Remote
Banner Plans & Networks (BPN) is an integrated network for Medicare and private health plans. Known nationally as an innovative leader, BPN insurance plans and physicians work collaboratively to keep members in optimal health while reducing costs. Supporting our members and vast network of providers is a team of professionals known for innovation, collaboration, and teamwork. If you would like to contribute to this leading-edge work, we invite you to bring your experience and skills to BPN.
As a Prior Authorization Referrals & Notifications Representative with Banner Plans & Networks, you will call upon your medical office and/or medical prior authorizations experience to help members and work as part of a larger team. You will perform data entry, review regulatory guidelines, and answer a phone que on a rotating basis.
Your work shifts will be Monday-Friday with a Saturday rotation every 4 weeks.
Your work location will be remote. For compliance, for this role, you must live within 30 minutes of driving distance to Banner Mesa Corporate Center in Mesa, Arizona or Banner Corporate Center in Tucson, Arizona.
If this role sounds like the one for you, Apply today!
Banner Plans & Networks (BPN) is an accountable care organization that joins Arizona's largest health care provider, Banner Health, and an extensive network of primary care and specialty physicians to provide the most comprehensive healthcare solutions for Maricopa County and parts of Pinal County. Through BPN, known nationally as an innovative leader in new health care models, insurance plans and physicians are coming together to work collaboratively to keep members in optimal health, while reducing costs.POSITION SUMMARY
Under the direction of the Prior Authorization leader, the primary purpose of this position is to perform non-clinical functions related to Prior Authorization requests and notifications.
CORE FUNCTIONS
1. Review all requests for authorization for eligibility, expiration date, accuracy and completeness.
2. Data enters all member information in documentation data base. Uses approved notification templates to meet regulatory requirements.
3. Enters all approvals, extensions, downgrades, denials/partial denials/service reductions into the computer systems.
4. Performs other related duties, consistent with the goals and qualifications of this position.
5. Works cooperatively with both internal and external customers in assisting members and providers with referral related issues.
6. Performs other related duties as assigned, which are consistent with the goals and qualifications of this position.
7. This position performs all related duties in a manner that is consistent with and in support of the organization's mission, vision, values and goals.

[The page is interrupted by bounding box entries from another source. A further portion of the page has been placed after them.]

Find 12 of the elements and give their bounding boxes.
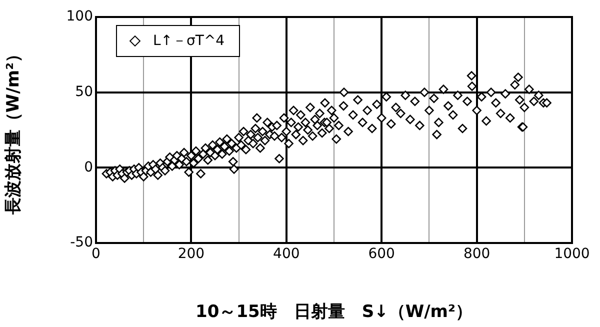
legend-label: L↑－σT^4 (153, 32, 225, 50)
y-tick-label: 100 (66, 8, 93, 25)
x-tick-label: 1000 (554, 246, 590, 262)
x-tick-label: 400 (273, 246, 300, 262)
x-tick-label: 800 (463, 246, 490, 262)
y-tick-label: -50 (70, 234, 93, 251)
x-tick-label: 600 (368, 246, 395, 262)
x-tick-label: 200 (178, 246, 205, 262)
y-tick-label: 50 (75, 84, 93, 100)
y-axis-title: 長波放射量（W/m²） (4, 45, 24, 216)
x-axis-title: 10～15時 日射量 S↓（W/m²） (196, 302, 472, 322)
y-tick-label: 0 (84, 159, 93, 176)
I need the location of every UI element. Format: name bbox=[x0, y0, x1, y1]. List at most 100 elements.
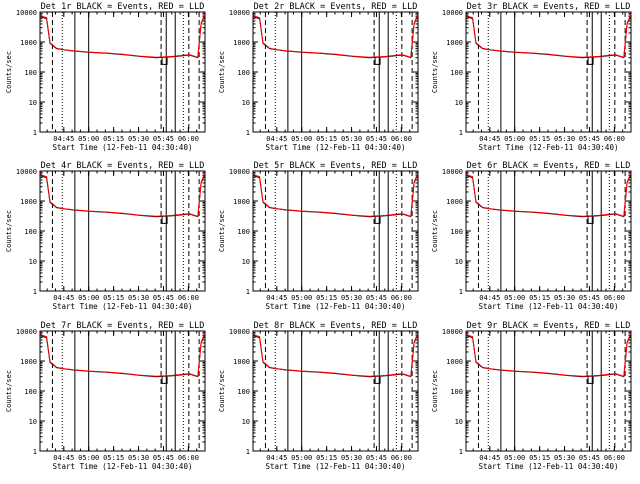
x-axis-title: Start Time (12-Feb-11 04:30:40) bbox=[479, 462, 619, 471]
x-tick-label: 05:45 bbox=[366, 135, 387, 143]
y-tick-label: 1 bbox=[459, 129, 463, 137]
panel-title: Det 7r BLACK = Events, RED = LLD bbox=[41, 321, 205, 331]
y-tick-label: 10000 bbox=[229, 328, 250, 336]
y-tick-label: 100 bbox=[24, 228, 37, 236]
x-tick-label: 05:30 bbox=[128, 454, 149, 462]
x-tick-label: 06:00 bbox=[178, 454, 199, 462]
y-tick-label: 100 bbox=[450, 228, 463, 236]
y-tick-label: 10 bbox=[242, 418, 250, 426]
panel-7: Det 7r BLACK = Events, RED = LLD 1 10 100 10… bbox=[5, 321, 206, 471]
x-tick-label: 05:45 bbox=[366, 294, 387, 302]
x-tick-label: 04:45 bbox=[479, 294, 500, 302]
x-tick-label: 05:45 bbox=[579, 454, 600, 462]
y-tick-label: 1 bbox=[246, 288, 250, 296]
events-dip bbox=[587, 57, 594, 65]
series-lld bbox=[252, 13, 419, 58]
events-dip bbox=[161, 376, 168, 384]
x-axis-title: Start Time (12-Feb-11 04:30:40) bbox=[266, 462, 406, 471]
plot-frame bbox=[465, 170, 632, 292]
y-axis-title: Counts/sec bbox=[218, 51, 226, 93]
panel-title: Det 2r BLACK = Events, RED = LLD bbox=[254, 2, 418, 12]
y-tick-label: 10 bbox=[242, 99, 250, 107]
x-tick-label: 05:30 bbox=[554, 454, 575, 462]
x-axis-title: Start Time (12-Feb-11 04:30:40) bbox=[53, 462, 193, 471]
y-tick-label: 1000 bbox=[20, 198, 37, 206]
y-axis-title: Counts/sec bbox=[5, 210, 13, 252]
x-tick-label: 05:15 bbox=[316, 454, 337, 462]
series-events bbox=[39, 14, 206, 59]
x-tick-label: 05:45 bbox=[579, 294, 600, 302]
plot-frame bbox=[252, 330, 419, 452]
x-tick-label: 05:00 bbox=[291, 454, 312, 462]
y-tick-label: 1000 bbox=[233, 358, 250, 366]
series-lld bbox=[39, 13, 206, 58]
y-tick-label: 10000 bbox=[442, 9, 463, 17]
y-axis-title: Counts/sec bbox=[5, 51, 13, 93]
series-lld bbox=[465, 332, 632, 377]
y-tick-label: 100 bbox=[237, 388, 250, 396]
x-tick-label: 04:45 bbox=[53, 454, 74, 462]
x-axis-title: Start Time (12-Feb-11 04:30:40) bbox=[266, 302, 406, 311]
series-events bbox=[465, 173, 632, 218]
panel-title: Det 5r BLACK = Events, RED = LLD bbox=[254, 161, 418, 171]
x-tick-label: 04:45 bbox=[266, 294, 287, 302]
x-tick-label: 05:00 bbox=[504, 294, 525, 302]
panel-1: Det 1r BLACK = Events, RED = LLD 1 10 100 10… bbox=[5, 2, 206, 152]
y-axis-title: Counts/sec bbox=[218, 210, 226, 252]
series-events bbox=[252, 14, 419, 59]
y-tick-label: 1 bbox=[246, 129, 250, 137]
series-events bbox=[39, 173, 206, 218]
y-tick-label: 10 bbox=[455, 99, 463, 107]
x-tick-label: 05:30 bbox=[128, 135, 149, 143]
x-tick-label: 05:45 bbox=[579, 135, 600, 143]
y-tick-label: 1 bbox=[459, 448, 463, 456]
x-tick-label: 05:30 bbox=[341, 454, 362, 462]
series-events bbox=[465, 333, 632, 378]
series-events bbox=[252, 333, 419, 378]
y-tick-label: 1000 bbox=[233, 39, 250, 47]
events-dip bbox=[587, 216, 594, 224]
y-tick-label: 10000 bbox=[16, 9, 37, 17]
x-tick-label: 06:00 bbox=[391, 135, 412, 143]
series-events bbox=[252, 173, 419, 218]
x-tick-label: 06:00 bbox=[604, 454, 625, 462]
panel-3: Det 3r BLACK = Events, RED = LLD 1 10 100 10… bbox=[431, 2, 632, 152]
series-events bbox=[39, 333, 206, 378]
x-tick-label: 05:00 bbox=[78, 454, 99, 462]
y-tick-label: 1 bbox=[459, 288, 463, 296]
y-tick-label: 10 bbox=[29, 99, 37, 107]
x-tick-label: 05:00 bbox=[78, 135, 99, 143]
x-tick-label: 06:00 bbox=[391, 294, 412, 302]
plot-frame bbox=[252, 170, 419, 292]
y-tick-label: 10 bbox=[242, 258, 250, 266]
x-axis-title: Start Time (12-Feb-11 04:30:40) bbox=[266, 143, 406, 152]
y-axis-title: Counts/sec bbox=[5, 370, 13, 412]
x-tick-label: 05:15 bbox=[529, 454, 550, 462]
x-tick-label: 05:30 bbox=[341, 135, 362, 143]
x-tick-label: 05:00 bbox=[291, 135, 312, 143]
events-dip bbox=[161, 216, 168, 224]
x-axis-title: Start Time (12-Feb-11 04:30:40) bbox=[479, 143, 619, 152]
x-tick-label: 06:00 bbox=[604, 135, 625, 143]
y-tick-label: 1 bbox=[33, 288, 37, 296]
series-lld bbox=[39, 172, 206, 217]
y-axis-title: Counts/sec bbox=[218, 370, 226, 412]
x-tick-label: 04:45 bbox=[479, 135, 500, 143]
plot-frame bbox=[39, 170, 206, 292]
x-tick-label: 05:15 bbox=[316, 135, 337, 143]
y-tick-label: 1 bbox=[33, 448, 37, 456]
x-tick-label: 06:00 bbox=[178, 135, 199, 143]
x-tick-label: 05:15 bbox=[316, 294, 337, 302]
events-dip bbox=[374, 216, 381, 224]
y-tick-label: 100 bbox=[450, 388, 463, 396]
y-tick-label: 10000 bbox=[16, 328, 37, 336]
plot-frame bbox=[39, 11, 206, 133]
y-tick-label: 10000 bbox=[229, 9, 250, 17]
x-tick-label: 05:30 bbox=[128, 294, 149, 302]
x-tick-label: 04:45 bbox=[53, 135, 74, 143]
x-axis-title: Start Time (12-Feb-11 04:30:40) bbox=[53, 302, 193, 311]
plot-frame bbox=[465, 11, 632, 133]
x-tick-label: 06:00 bbox=[178, 294, 199, 302]
y-tick-label: 1000 bbox=[446, 358, 463, 366]
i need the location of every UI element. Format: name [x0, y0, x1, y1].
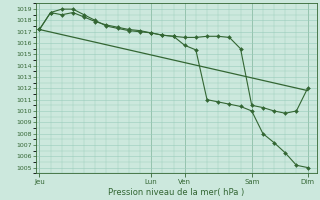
X-axis label: Pression niveau de la mer( hPa ): Pression niveau de la mer( hPa ) — [108, 188, 244, 197]
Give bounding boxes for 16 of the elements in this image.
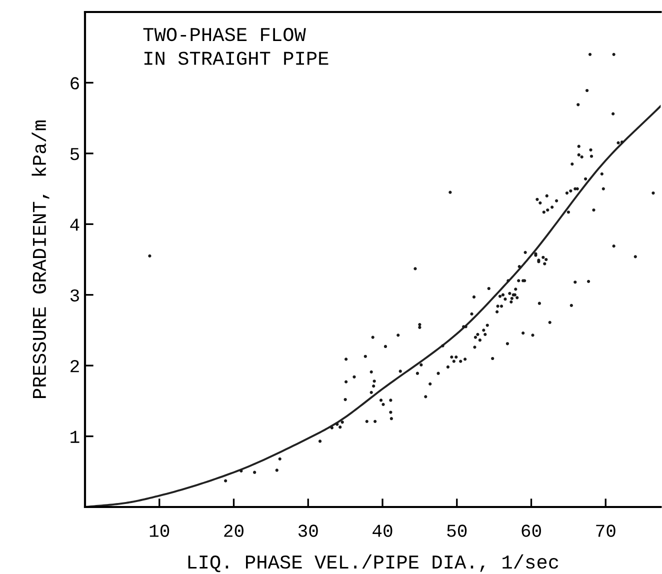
text: TWO-PHASE FLOW IN STRAIGHT PIPE: [143, 28, 328, 65]
y-tick-label: 6: [70, 77, 79, 90]
x-tick-label: 10: [150, 524, 170, 537]
x-tick-label: 60: [522, 524, 541, 537]
y-axis-title: PRESSURE GRADIENT, kPa/m: [32, 120, 50, 398]
y-tick-label: 5: [70, 148, 79, 160]
y-tick-label: 3: [70, 289, 79, 302]
x-tick-label: 20: [224, 524, 244, 537]
x-axis-title: LIQ. PHASE VEL./PIPE DIA., 1/sec: [188, 554, 558, 572]
x-tick-label: 70: [596, 524, 616, 537]
y-tick-label: 2: [70, 360, 79, 372]
x-tick-label: 30: [298, 524, 318, 537]
x-tick-label: 50: [447, 524, 467, 537]
x-tick-label: 40: [372, 524, 392, 537]
y-tick-label: 1: [70, 430, 80, 443]
y-tick-label: 4: [70, 218, 80, 231]
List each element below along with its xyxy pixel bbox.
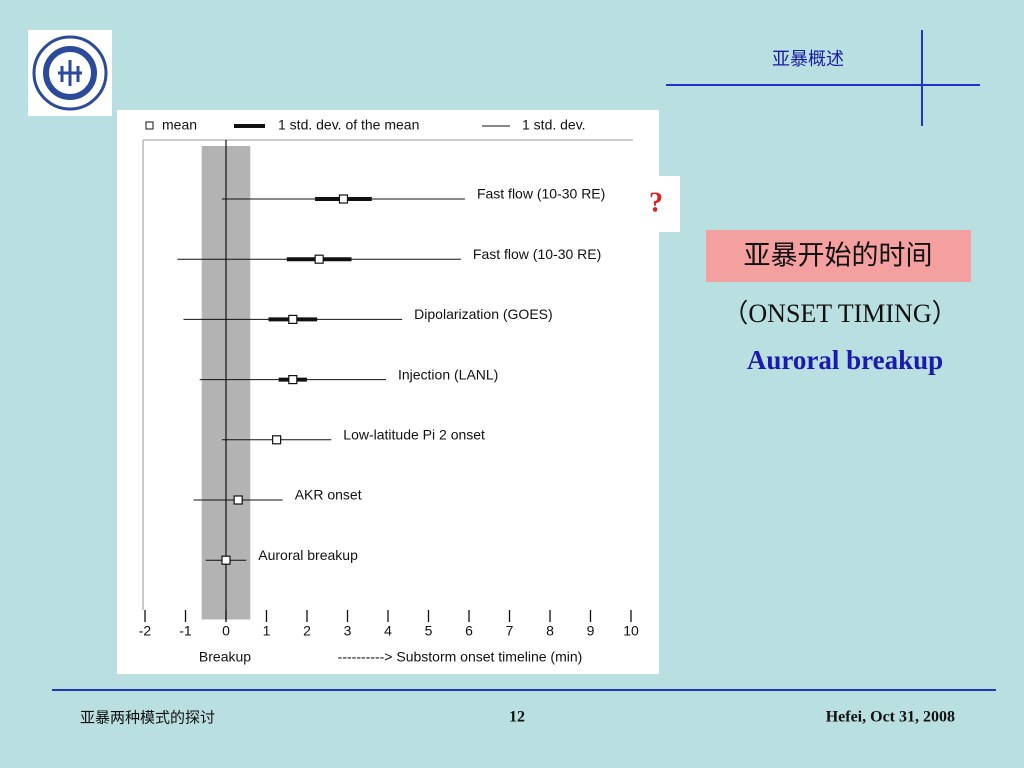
page-number: 12: [509, 709, 525, 726]
x-label: ----------> Substorm onset timeline (min…: [338, 649, 583, 665]
category-label: Injection (LANL): [398, 366, 498, 382]
topic-en: （ONSET TIMING）: [722, 299, 957, 328]
plot: -2 -1 0 1 2 3 4 5 6 7 8 9 10 Breakup ----------> Subst…: [139, 117, 639, 665]
x-tick-label: 1: [263, 623, 271, 639]
x-tick-label: 5: [425, 623, 433, 639]
question-box: [636, 176, 680, 232]
category-label: AKR onset: [295, 487, 362, 503]
x-tick-label: 0: [222, 623, 230, 639]
mean-marker: [288, 314, 298, 324]
category-label: Fast flow (10-30 RE): [477, 186, 605, 202]
x-tick-label: 10: [623, 623, 639, 639]
legend-label: 1 std. dev. of the mean: [278, 117, 419, 133]
mean-marker: [272, 435, 282, 445]
x-tick-label: -1: [179, 623, 192, 639]
footer-right: Hefei, Oct 31, 2008: [826, 709, 955, 726]
header-title: 亚暴概述: [772, 49, 844, 70]
x-tick-label: 4: [384, 623, 392, 639]
x-tick-label: -2: [139, 623, 152, 639]
topic-box: [706, 230, 971, 282]
footer-left: 亚暴两种模式的探讨: [80, 709, 215, 727]
category-label: Auroral breakup: [258, 547, 358, 563]
x-tick-label: 3: [344, 623, 352, 639]
mean-marker: [288, 375, 298, 385]
x-tick-label: 9: [587, 623, 595, 639]
mean-marker: [233, 495, 243, 505]
category-label: Low-latitude Pi 2 onset: [343, 427, 485, 443]
x-tick-label: 8: [546, 623, 554, 639]
topic: 亚暴开始的时间: [744, 241, 933, 272]
legend-mean: [145, 121, 154, 130]
mean-marker: [314, 254, 324, 264]
legend-label: mean: [162, 117, 197, 133]
category-label: Fast flow (10-30 RE): [473, 246, 601, 262]
legend-label: 1 std. dev.: [522, 117, 586, 133]
logo: [28, 30, 112, 116]
x-tick-label: 2: [303, 623, 311, 639]
x-label-left: Breakup: [199, 649, 251, 665]
question-mark: ?: [649, 187, 663, 218]
x-tick-label: 6: [465, 623, 473, 639]
category-label: Dipolarization (GOES): [414, 306, 553, 322]
mean-marker: [338, 194, 349, 204]
plot-frame: [142, 139, 633, 610]
x-tick-label: 7: [506, 623, 514, 639]
highlight: Auroral breakup: [747, 345, 943, 375]
mean-marker: [221, 555, 231, 565]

8. This position works under supervision, prioritizing data from multiple sources to provide quality care and support. Incumbents work in a fast-paced, sometimes stressful environment with a strong focus on customer service. Interacts with staff at all levels throughout the organization.
MINIMUM QUALIFICATIONS
Required for successful performance in this position is strong knowledge of medical terminology, knowledge of HMO systems and experience working with the medical referral/denial process. This knowledge is normally gained through two years of experience in medical office or clinical environment.
Ability to work independently is required, as is the ability to work with data base systems and good working knowledge of PC applications.